Suppose that you have a system of ODEs $$\dot{x} = F(x), \, x \in \mathbb{R}^n,$$ and $x_0$ is a an equilibrium point of this system, i.e. $F(x_0) = 0$. Suppose you have a locally invariant smooth submanifold $\mathcal{M}$ that passes through $x_0$. By locally invariant I mean that for any point $p \in \mathcal{M}$ there exists an $\varepsilon > 0$ such that $\varphi^{t}(p) \in \mathcal{M}$ for $\lvert t \rvert < \varepsilon$, where $\varphi^t$ is the flow defined by a system of ODEs. I believe that if these conditions are met, then $DF(x_0) (T_{x_0}\mathcal{M}) \subset T_{x_0}\mathcal{M}$; $DF(x_0)$ is a Jacobi matrix for $F(x)$ at point $x_0$.
It feels like I had encountered similar statement somewhere before, but I can't remember the exact reference. I can't find a counter-example or a proof for this statement from the get-go, though I definitely want to crack that puzzle if there is no reference to it. If this statement was true, it would much simplify one of my proofs, so that's the reason why I'm so interested in it.
So, mostly I'm interested in the reference where this (or very similar) statement had been proved. If the statement is false and you know a counter-example, that would be very useful (although a bit heartbreaking).
ADDED LATER
I have a sketch of the proof for this statement (kind of). If we pick any vector $v \in T_{x_0}\mathcal{M}$ there exists a curve $\gamma_v(s)$ such that $\gamma_v'(0) = v, \gamma_v(0) = x_0,$ and which lies in $\mathcal{M}$. If we choose some $\tau$ and apply $\varphi^{\tau}$ to $\gamma_v(s)$ we will obtain some curve $\tilde{\gamma}_v(s)$ that still lies on $\mathcal{M}$ and $\tilde{\gamma}_v(0) = x_0$. Thus tangent vector to this curve has to lie in $T_{x_0}\mathcal{M}$. But this tangent vector is nothing but $DF(x_0)(v)$ and this implies that $\forall v \in T_{x_0}\mathcal{M}$ follows $DF(x_0)(v) \in T_{x_0}\mathcal{M}$.

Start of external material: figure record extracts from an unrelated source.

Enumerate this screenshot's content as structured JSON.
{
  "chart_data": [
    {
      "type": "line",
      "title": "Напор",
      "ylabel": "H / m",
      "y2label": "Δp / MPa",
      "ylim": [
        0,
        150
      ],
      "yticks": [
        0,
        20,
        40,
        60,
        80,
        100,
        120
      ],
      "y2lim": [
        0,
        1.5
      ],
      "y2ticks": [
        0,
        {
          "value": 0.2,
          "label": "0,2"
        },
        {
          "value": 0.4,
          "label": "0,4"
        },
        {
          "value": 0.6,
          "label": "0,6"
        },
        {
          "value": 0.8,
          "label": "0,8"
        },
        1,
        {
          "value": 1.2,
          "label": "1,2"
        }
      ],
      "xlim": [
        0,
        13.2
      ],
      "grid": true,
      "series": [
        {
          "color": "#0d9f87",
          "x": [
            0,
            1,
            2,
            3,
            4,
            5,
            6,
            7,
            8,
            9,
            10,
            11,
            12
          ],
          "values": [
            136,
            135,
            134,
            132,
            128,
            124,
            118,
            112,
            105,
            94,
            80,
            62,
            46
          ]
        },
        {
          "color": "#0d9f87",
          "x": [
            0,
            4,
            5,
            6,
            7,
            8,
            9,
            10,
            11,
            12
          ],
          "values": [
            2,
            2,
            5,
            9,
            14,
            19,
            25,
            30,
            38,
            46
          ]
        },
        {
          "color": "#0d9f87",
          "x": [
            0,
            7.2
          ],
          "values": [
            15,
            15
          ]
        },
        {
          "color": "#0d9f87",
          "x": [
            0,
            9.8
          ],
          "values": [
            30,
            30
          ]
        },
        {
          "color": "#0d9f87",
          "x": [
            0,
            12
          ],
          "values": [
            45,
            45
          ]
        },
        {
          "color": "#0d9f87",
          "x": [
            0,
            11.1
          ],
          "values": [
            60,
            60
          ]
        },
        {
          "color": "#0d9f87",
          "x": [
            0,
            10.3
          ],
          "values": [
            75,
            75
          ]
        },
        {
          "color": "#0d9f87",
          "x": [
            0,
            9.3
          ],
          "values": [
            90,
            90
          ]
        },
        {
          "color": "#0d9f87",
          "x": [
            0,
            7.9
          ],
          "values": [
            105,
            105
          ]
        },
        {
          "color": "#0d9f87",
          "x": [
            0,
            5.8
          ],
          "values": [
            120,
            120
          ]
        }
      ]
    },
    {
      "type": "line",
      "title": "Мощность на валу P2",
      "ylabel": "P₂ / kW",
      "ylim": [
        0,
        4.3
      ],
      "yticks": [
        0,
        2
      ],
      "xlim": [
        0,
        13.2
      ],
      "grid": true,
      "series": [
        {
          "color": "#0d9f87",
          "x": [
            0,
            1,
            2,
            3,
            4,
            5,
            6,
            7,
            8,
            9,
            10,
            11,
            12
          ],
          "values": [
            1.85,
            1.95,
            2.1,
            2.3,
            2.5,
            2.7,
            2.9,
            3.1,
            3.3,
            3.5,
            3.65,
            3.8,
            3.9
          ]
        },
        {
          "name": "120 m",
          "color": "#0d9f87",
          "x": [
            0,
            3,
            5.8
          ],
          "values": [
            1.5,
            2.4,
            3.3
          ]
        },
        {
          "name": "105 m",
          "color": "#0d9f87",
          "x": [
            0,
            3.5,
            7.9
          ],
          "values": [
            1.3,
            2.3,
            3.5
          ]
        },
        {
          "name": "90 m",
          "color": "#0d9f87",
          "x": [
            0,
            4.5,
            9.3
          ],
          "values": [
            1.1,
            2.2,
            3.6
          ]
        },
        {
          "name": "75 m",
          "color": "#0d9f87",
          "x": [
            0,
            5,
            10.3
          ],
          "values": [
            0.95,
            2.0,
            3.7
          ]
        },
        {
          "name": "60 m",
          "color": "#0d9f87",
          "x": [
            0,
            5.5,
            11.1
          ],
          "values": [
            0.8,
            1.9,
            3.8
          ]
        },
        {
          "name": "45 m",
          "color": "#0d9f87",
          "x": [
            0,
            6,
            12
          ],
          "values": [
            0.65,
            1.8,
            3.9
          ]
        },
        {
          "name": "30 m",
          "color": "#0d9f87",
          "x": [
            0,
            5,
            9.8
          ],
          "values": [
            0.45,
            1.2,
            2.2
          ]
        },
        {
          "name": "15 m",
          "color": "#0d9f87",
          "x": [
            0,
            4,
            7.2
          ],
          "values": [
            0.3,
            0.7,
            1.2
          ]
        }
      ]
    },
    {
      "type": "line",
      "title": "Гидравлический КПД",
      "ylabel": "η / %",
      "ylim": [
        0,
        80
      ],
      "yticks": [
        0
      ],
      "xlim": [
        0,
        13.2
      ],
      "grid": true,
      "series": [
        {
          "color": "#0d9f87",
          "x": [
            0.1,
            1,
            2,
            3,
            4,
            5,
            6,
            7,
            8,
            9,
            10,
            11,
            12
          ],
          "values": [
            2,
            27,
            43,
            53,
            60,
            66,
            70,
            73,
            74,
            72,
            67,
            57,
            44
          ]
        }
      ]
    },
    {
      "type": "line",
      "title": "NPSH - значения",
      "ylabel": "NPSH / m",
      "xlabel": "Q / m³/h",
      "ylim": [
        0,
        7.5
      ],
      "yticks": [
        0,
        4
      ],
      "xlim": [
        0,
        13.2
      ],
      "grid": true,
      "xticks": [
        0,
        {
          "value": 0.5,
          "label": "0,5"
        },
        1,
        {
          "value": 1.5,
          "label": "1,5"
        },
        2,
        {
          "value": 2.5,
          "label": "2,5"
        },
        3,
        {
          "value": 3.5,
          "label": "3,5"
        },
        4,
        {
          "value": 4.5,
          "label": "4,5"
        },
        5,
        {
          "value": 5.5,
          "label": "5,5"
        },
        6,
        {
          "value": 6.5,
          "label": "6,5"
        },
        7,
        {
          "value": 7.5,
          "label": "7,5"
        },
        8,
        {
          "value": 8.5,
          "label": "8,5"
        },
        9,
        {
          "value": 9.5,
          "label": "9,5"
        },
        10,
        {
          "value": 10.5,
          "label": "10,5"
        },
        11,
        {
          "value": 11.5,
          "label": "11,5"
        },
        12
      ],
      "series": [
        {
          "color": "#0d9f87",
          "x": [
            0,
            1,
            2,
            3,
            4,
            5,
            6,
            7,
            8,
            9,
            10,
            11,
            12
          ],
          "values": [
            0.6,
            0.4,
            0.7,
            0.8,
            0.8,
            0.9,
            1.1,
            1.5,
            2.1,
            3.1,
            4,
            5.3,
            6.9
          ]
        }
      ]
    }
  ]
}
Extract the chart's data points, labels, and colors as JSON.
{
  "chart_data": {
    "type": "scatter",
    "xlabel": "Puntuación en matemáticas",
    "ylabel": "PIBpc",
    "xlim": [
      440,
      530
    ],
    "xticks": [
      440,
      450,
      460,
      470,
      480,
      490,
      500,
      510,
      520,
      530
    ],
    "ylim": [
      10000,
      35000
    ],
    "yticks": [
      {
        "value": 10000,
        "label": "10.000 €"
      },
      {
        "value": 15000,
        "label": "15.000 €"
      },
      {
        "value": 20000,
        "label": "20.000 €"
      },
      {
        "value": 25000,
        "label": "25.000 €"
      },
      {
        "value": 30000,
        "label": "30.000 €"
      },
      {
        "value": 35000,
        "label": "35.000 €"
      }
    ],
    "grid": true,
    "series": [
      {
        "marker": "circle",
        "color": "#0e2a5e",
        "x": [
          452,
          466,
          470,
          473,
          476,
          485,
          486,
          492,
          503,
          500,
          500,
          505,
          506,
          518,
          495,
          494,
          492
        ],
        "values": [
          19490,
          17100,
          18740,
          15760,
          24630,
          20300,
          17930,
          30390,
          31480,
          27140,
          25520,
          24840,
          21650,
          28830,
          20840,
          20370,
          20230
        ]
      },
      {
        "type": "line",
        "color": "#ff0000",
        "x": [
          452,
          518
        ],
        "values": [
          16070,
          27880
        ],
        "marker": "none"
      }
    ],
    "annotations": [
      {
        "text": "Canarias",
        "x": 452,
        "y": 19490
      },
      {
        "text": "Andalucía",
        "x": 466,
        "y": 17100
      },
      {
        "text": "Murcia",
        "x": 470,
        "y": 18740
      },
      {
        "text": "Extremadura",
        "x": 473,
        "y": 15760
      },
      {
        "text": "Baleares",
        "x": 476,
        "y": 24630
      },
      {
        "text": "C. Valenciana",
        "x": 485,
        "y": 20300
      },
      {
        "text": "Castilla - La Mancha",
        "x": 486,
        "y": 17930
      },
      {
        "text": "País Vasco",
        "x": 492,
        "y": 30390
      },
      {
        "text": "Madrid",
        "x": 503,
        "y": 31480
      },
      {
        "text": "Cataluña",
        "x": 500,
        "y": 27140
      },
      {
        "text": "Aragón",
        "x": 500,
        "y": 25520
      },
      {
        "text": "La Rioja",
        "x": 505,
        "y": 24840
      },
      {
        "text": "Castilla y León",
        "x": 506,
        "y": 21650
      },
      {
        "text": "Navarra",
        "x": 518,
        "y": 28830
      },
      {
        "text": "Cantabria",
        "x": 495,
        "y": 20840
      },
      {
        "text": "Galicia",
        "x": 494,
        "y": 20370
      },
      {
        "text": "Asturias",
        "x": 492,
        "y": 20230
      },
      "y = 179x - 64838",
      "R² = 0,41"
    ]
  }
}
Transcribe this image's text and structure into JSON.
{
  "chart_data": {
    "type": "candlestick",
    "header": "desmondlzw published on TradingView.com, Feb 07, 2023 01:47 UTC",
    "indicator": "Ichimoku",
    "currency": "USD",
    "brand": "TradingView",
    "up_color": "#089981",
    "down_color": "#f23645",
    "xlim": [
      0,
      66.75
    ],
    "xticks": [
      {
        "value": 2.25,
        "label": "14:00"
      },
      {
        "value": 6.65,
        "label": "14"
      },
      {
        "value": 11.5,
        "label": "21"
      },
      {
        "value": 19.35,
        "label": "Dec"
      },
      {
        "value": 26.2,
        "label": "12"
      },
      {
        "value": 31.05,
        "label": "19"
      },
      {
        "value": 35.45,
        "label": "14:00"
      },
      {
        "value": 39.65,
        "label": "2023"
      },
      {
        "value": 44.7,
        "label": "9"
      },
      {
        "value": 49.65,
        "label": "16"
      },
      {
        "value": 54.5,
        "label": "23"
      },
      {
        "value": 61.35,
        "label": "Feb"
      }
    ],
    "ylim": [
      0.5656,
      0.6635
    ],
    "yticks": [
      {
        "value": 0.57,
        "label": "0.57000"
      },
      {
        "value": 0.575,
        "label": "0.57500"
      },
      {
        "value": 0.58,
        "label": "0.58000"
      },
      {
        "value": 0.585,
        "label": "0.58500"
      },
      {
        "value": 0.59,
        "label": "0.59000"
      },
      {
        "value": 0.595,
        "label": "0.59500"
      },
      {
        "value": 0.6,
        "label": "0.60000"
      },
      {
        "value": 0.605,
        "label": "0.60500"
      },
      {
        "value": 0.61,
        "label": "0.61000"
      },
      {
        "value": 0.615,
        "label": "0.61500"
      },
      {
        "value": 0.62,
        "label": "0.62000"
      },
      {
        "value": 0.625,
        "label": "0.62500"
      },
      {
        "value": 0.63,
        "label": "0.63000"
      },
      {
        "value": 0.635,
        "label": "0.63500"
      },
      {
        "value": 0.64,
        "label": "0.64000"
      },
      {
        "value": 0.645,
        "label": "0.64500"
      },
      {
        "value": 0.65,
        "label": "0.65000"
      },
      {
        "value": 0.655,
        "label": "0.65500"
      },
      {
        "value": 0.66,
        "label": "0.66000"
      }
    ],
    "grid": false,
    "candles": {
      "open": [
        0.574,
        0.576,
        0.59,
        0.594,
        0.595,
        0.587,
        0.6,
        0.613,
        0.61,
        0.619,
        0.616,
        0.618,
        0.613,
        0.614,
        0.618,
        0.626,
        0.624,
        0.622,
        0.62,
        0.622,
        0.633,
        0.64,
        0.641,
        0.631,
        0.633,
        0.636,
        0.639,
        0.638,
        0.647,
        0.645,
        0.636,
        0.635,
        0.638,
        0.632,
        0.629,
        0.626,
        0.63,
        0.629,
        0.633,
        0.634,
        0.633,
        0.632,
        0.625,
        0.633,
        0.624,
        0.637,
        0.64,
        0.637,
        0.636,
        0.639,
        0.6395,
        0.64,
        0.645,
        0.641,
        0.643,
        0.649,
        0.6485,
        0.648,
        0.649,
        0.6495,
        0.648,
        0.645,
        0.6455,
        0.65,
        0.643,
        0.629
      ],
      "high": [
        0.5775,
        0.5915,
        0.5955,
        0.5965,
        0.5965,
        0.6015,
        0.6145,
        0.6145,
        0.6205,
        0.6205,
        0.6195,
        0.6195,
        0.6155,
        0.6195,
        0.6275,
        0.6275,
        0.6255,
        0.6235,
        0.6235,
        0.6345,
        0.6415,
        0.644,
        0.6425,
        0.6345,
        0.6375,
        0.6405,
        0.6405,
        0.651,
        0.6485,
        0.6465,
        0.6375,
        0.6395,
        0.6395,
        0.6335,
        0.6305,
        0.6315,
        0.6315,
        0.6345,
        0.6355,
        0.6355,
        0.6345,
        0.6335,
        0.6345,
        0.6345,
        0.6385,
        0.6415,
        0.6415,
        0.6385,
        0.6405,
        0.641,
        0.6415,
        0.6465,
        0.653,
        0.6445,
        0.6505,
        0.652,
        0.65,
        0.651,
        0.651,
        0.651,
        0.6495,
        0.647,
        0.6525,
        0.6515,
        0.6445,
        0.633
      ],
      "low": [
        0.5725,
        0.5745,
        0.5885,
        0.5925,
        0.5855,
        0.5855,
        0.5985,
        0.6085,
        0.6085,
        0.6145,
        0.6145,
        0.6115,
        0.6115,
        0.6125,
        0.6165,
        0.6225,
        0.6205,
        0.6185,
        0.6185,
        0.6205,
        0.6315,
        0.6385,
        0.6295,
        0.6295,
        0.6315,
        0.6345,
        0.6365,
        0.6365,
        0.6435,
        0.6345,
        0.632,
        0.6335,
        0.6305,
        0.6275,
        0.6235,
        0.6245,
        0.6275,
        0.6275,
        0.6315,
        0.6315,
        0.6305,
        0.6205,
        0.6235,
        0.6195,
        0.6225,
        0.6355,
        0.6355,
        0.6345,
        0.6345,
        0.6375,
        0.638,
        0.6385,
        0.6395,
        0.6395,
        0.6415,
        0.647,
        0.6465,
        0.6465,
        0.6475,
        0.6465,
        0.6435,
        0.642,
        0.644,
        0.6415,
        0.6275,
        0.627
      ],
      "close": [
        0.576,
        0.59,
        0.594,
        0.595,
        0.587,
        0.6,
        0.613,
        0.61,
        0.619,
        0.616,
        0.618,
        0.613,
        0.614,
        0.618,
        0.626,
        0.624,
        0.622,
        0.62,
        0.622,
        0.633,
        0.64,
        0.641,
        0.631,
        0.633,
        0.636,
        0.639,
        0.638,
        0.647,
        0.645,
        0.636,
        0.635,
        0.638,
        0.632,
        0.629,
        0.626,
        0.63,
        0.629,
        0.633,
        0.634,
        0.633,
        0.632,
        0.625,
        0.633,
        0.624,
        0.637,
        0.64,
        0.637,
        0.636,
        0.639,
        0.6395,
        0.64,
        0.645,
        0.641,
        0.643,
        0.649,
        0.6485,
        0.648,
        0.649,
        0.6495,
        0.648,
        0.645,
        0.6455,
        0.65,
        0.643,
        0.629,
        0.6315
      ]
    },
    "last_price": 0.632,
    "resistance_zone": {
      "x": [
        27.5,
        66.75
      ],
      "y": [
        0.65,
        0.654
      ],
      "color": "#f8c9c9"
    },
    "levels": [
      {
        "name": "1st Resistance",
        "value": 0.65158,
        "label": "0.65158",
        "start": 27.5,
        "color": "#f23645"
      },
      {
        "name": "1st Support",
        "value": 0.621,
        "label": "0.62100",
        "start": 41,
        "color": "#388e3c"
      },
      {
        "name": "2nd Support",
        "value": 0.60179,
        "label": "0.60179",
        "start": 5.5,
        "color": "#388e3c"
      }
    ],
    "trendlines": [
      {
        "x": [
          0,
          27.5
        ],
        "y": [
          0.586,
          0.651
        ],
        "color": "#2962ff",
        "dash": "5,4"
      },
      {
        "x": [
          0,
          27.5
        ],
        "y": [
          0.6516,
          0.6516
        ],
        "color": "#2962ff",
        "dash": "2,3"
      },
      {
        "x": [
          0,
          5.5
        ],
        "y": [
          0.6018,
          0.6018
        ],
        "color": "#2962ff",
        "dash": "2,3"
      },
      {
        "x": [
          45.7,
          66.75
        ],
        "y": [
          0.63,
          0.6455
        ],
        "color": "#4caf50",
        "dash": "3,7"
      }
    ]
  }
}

Since $F(x_0) = 0$, the coordinate derivative $\def\M{\mathcal{M}}D F(x_0)=\partial_i F^j(x_0)\,dx^i\otimes\partial_j$ is a well-defined endomorphism of $T_{x_0} \M,$ defined independently of the coordinates we use to compute it. (One way to see this is via the Riemannian formula $\nabla_i F^j = \partial_i F^j + \Gamma_{ik}^j F^k= \partial_iF^j.$) This means we can perform arbitrary smooth coordinate changes without changing the meaning of $DF$.
Now that we know we're allowed to, choosing the right coordinates makes this problem very easy. We will use submanifold slice coordinates for $\M;$ i.e. local coordinates centred on $x_0$ so that $\M$ coincides locally with the $m-$plane $$\{ x \in \mathbb R^n : x^{m+1} = 0, \ldots, x^n = 0\}.$$
The fact that $\M$ is invariant tells us that $F|_\M$ lies in the same coordinate plane, i.e. $F^{m+1} = 0,\ldots,F^n = 0$ along $\M.$ Thus we clearly have $DF^{m+1}(v) = 0, \ldots, DF^n(v) = 0$ for any direction $v \in T_{x_0} \M$, which tells us exactly that $DF(T_{x_0} \M) \subset T_{x_0} \M.$
Here's an alternate proof making your idea from the OP rigorous. For any $v \in T_{x_0} \M,$ choose a curve $\gamma : (-\epsilon,\epsilon) \to \M$ with $\dot \gamma(0) = v$ and consider the two-parameter map $\sigma(s,\tau) = \varphi^\tau \gamma(s).$ Since $\varphi$ is the flow of $F,$ differentiating this with respect to $\tau$ yields $\partial_\tau \sigma(s,0)=F(\gamma(s))$, which we can differentiate with respect to $s$ to find $$\partial_s \partial_\tau \sigma(0,0) = DF(\dot \gamma(0))=DF(v).$$ On the other hand, since $F(x_0) = 0$ and $\M$ is invariant, we know that for any $\tau$ the curve $\varphi^\tau \gamma$ starts at $x_0$ and stays in $\M$; so $\partial_s \sigma(0,\tau) \in T_{x_0} \M$ for each $\tau$ and thus $\partial_\tau \partial_s \sigma(0,0) \in T_{x_0} \M.$ Partial derivatives commute, so we are done.